Chris Pearson

About The person behind the CV

Built from structure, engineering, family and curiosity.

My career has moved from the Army to engineering, oil and gas, offshore wind, program leadership and self-directed software projects. The thread through it all is simple: learn fast, work honestly, build trust, and create environments where people can do their best work.

Chris Pearson with his family at a Lego event

Storyline

A practical path shaped by teamwork, design, delivery and taking bigger steps.

01

Army foundation

I joined the Army at 17. Four years taught me the value of teamwork, structure, training, discipline and being honest about mistakes so you can learn from them properly.

02

Plymouth engineering

I studied Mechanical Engineering with Computer-Aided Design at Plymouth. That gave me a strong technical base and a way to connect practical engineering with digital design.

03

Brighton and oil & gas

I moved to Brighton to start my career in oil and gas as a 3D designer, then moved into engineering leadership at AFGlobal, delivering subsea connection systems with multidisciplinary teams.

04

Projects, leadership and innovation

I moved from engineering into project management and senior leadership, pushing innovation in design, process, delivery rhythm and ways of working.

05

Siemens and Denmark

I took the next step into Siemens Gamesa, moving with my family from the UK to Denmark and expanding from oil and gas into renewable energy, large programs and manufacturing transformation.

06

Building value outside work

At home I like building things that matter: remodelling the house, creating Nesty to support my daughter, taking the kids out on bike rides, and learning software by solving real problems.

How I Work

I like structure, but only when it helps people think and deliver better.

Team trust first

The best work happens when teams trust each other, understand the goal and feel safe enough to surface problems early. Team building is not a side activity; it is part of delivery.

Honest learning

I believe in being clear about mistakes. If something went wrong, the useful question is what we learned, what we change, and how we stop the same issue repeating.

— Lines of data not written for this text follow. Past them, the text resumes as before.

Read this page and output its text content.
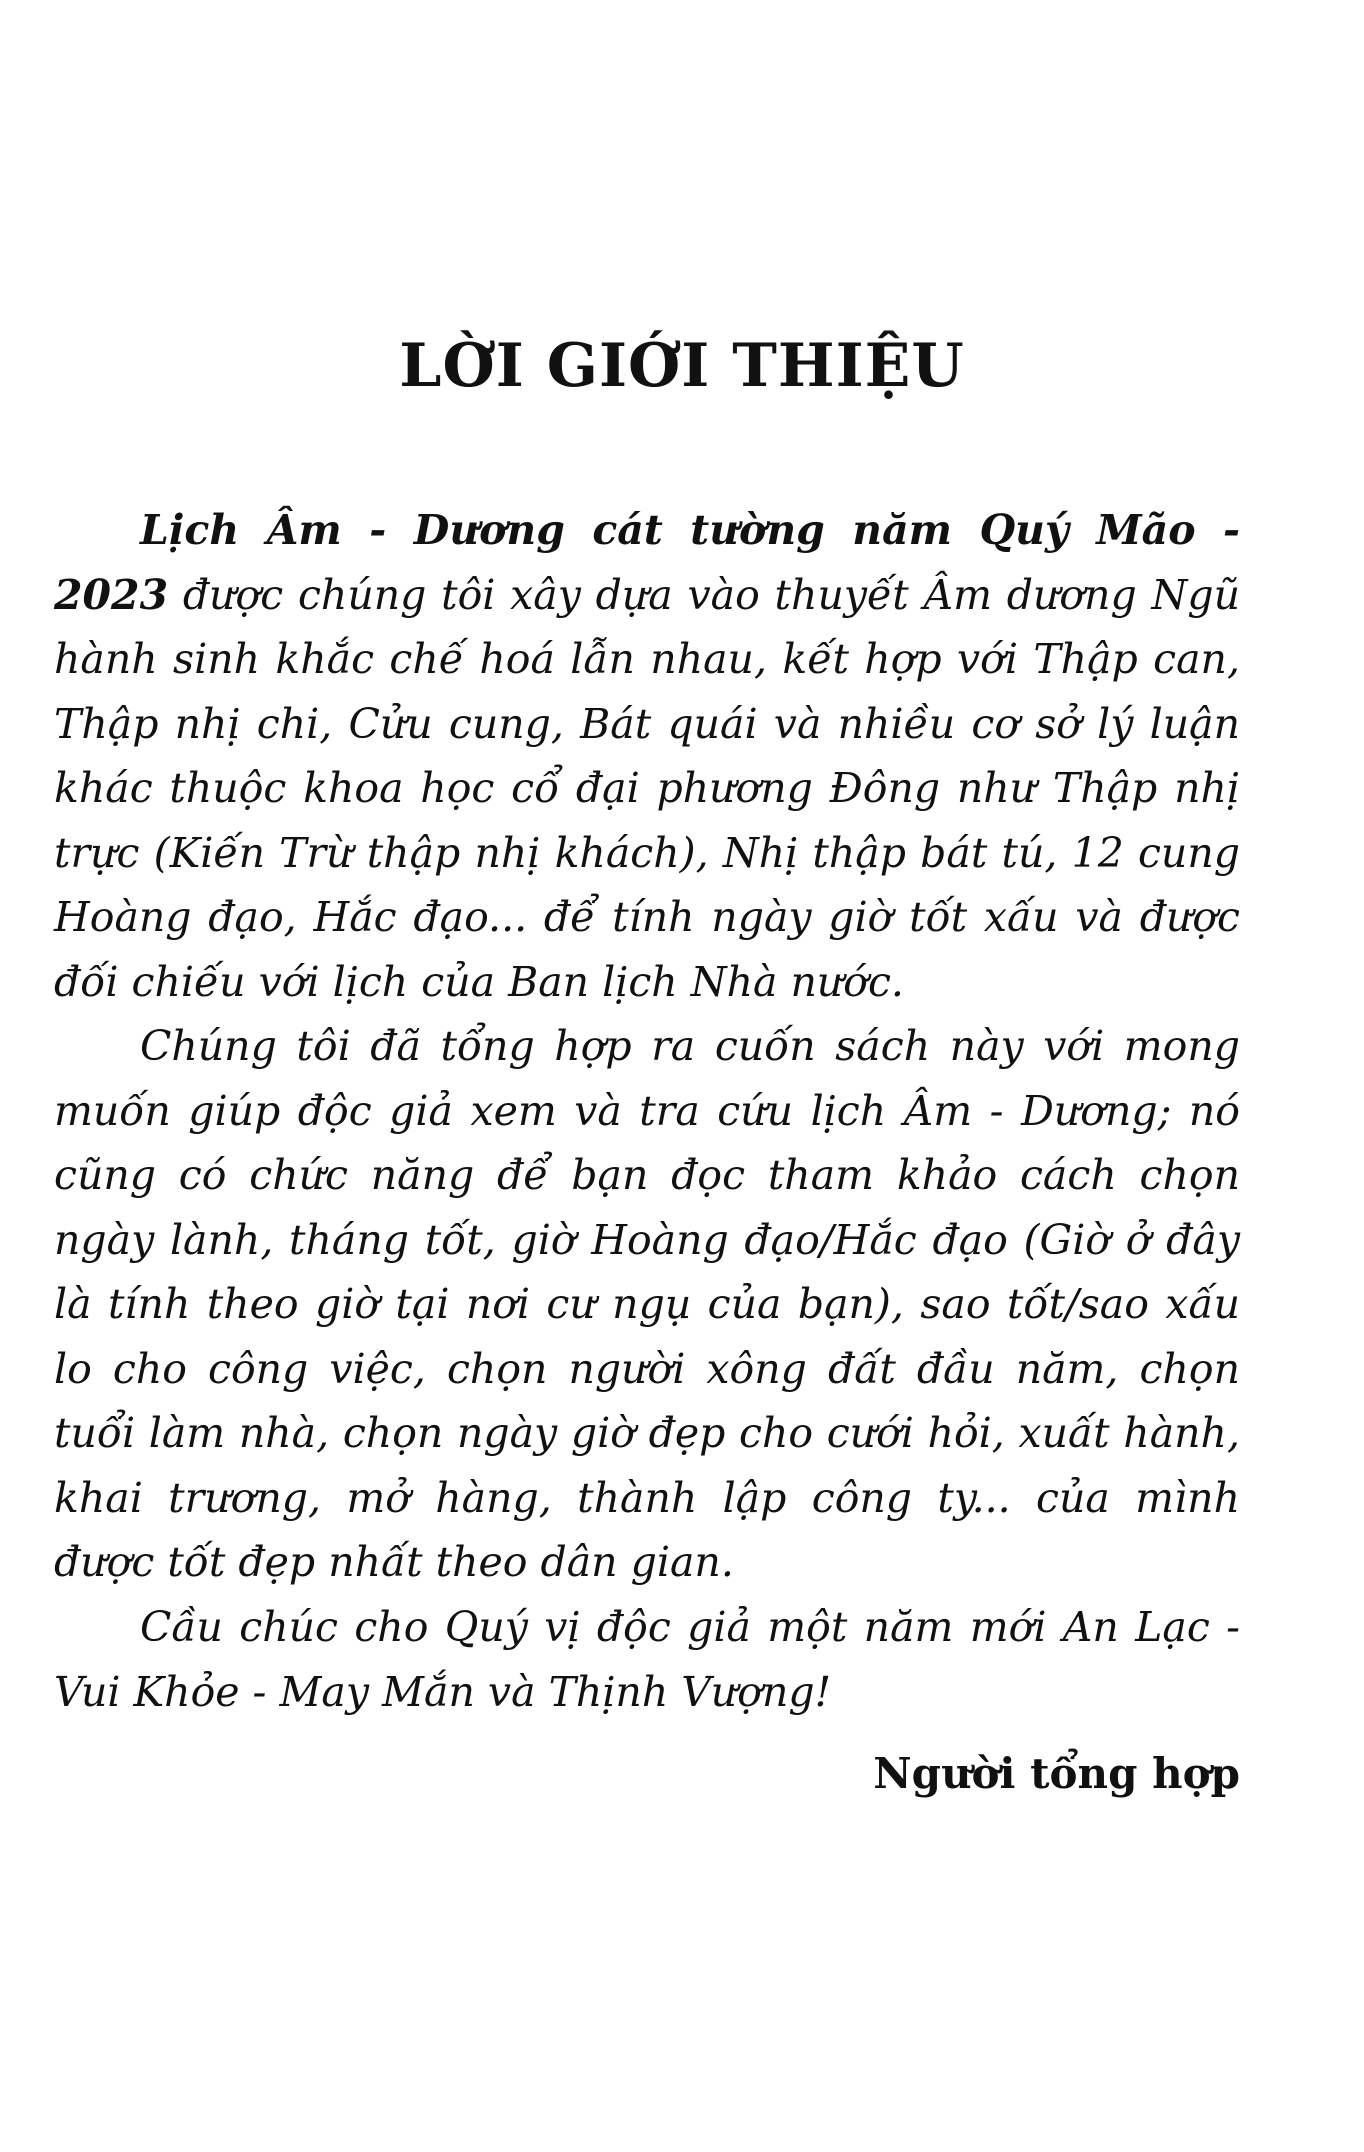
LỜI GIỚI THIỆU

Lịch Âm - Dương cát tường năm Quý Mão - 2023 được chúng tôi xây dựa vào thuyết Âm dương Ngũ hành sinh khắc chế hoá lẫn nhau, kết hợp với Thập can, Thập nhị chi, Cửu cung, Bát quái và nhiều cơ sở lý luận khác thuộc khoa học cổ đại phương Đông như Thập nhị trực (Kiến Trừ thập nhị khách), Nhị thập bát tú, 12 cung Hoàng đạo, Hắc đạo... để tính ngày giờ tốt xấu và được đối chiếu với lịch của Ban lịch Nhà nước.

Chúng tôi đã tổng hợp ra cuốn sách này với mong muốn giúp độc giả xem và tra cứu lịch Âm - Dương; nó cũng có chức năng để bạn đọc tham khảo cách chọn ngày lành, tháng tốt, giờ Hoàng đạo/Hắc đạo (Giờ ở đây là tính theo giờ tại nơi cư ngụ của bạn), sao tốt/sao xấu lo cho công việc, chọn người xông đất đầu năm, chọn tuổi làm nhà, chọn ngày giờ đẹp cho cưới hỏi, xuất hành, khai trương, mở hàng, thành lập công ty... của mình được tốt đẹp nhất theo dân gian.

Cầu chúc cho Quý vị độc giả một năm mới An Lạc - Vui Khỏe - May Mắn và Thịnh Vượng!

Người tổng hợp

Outside-the-box, with risk in view

I generate a lot of ideas, but I am also evaluating risk as I talk. I like active discussion: test the idea, challenge the weak points, and shape a sensible route forward.

Dyslexia and ADHD

I am open about dyslexia and ADHD. It was hard growing up, but I have learned to use it as a strength: pattern-spotting, energy, creativity and a different way of connecting problems.

Build what makes sense

I do not like process for the sake of paper. Build on what works, remove what does not, simplify the noise and create an environment where practical thinking can happen.

Life Around The Work

Family, friends, food, sport and building things all feed the same mindset.

Chris Pearson with his family by the sea

Family and building value

I am motivated by building value for my family. That can be as physical as remodelling and extending the house, or as digital as building Nesty so my daughter has a better route into reading, writing and routines.

Software development Formula One Friends and socialising Running and bike rides Snowboarding Indian food Eating out Work trips and team building

Photos

A few personal markers behind the professional story.

Chris hiking in the mountains
Outdoors and perspective
Chris and family ready for a bike ride
Bike rides with family
Chris snowboarding in the mountains
Snowboarding and work trips
Chris in PPE during oil and gas project work
Oil and gas project delivery
Chris with a dog outdoors
Responsibility and independence

Why this CV is different

It is still a professional profile, but it shows the full operating system behind the work: leadership, engineering, curiosity, family, relocation, resilience and the drive to keep learning.

Why include Snoaper.uk?

Snoaper is a personal hobby and learning lab. It shows curiosity, practical software learning and the ability to turn operational pain points into usable tools.

Why include family?

Because family life is part of the real story. It shows what motivates the work: building value, creating better routines and staying grounded outside the job title.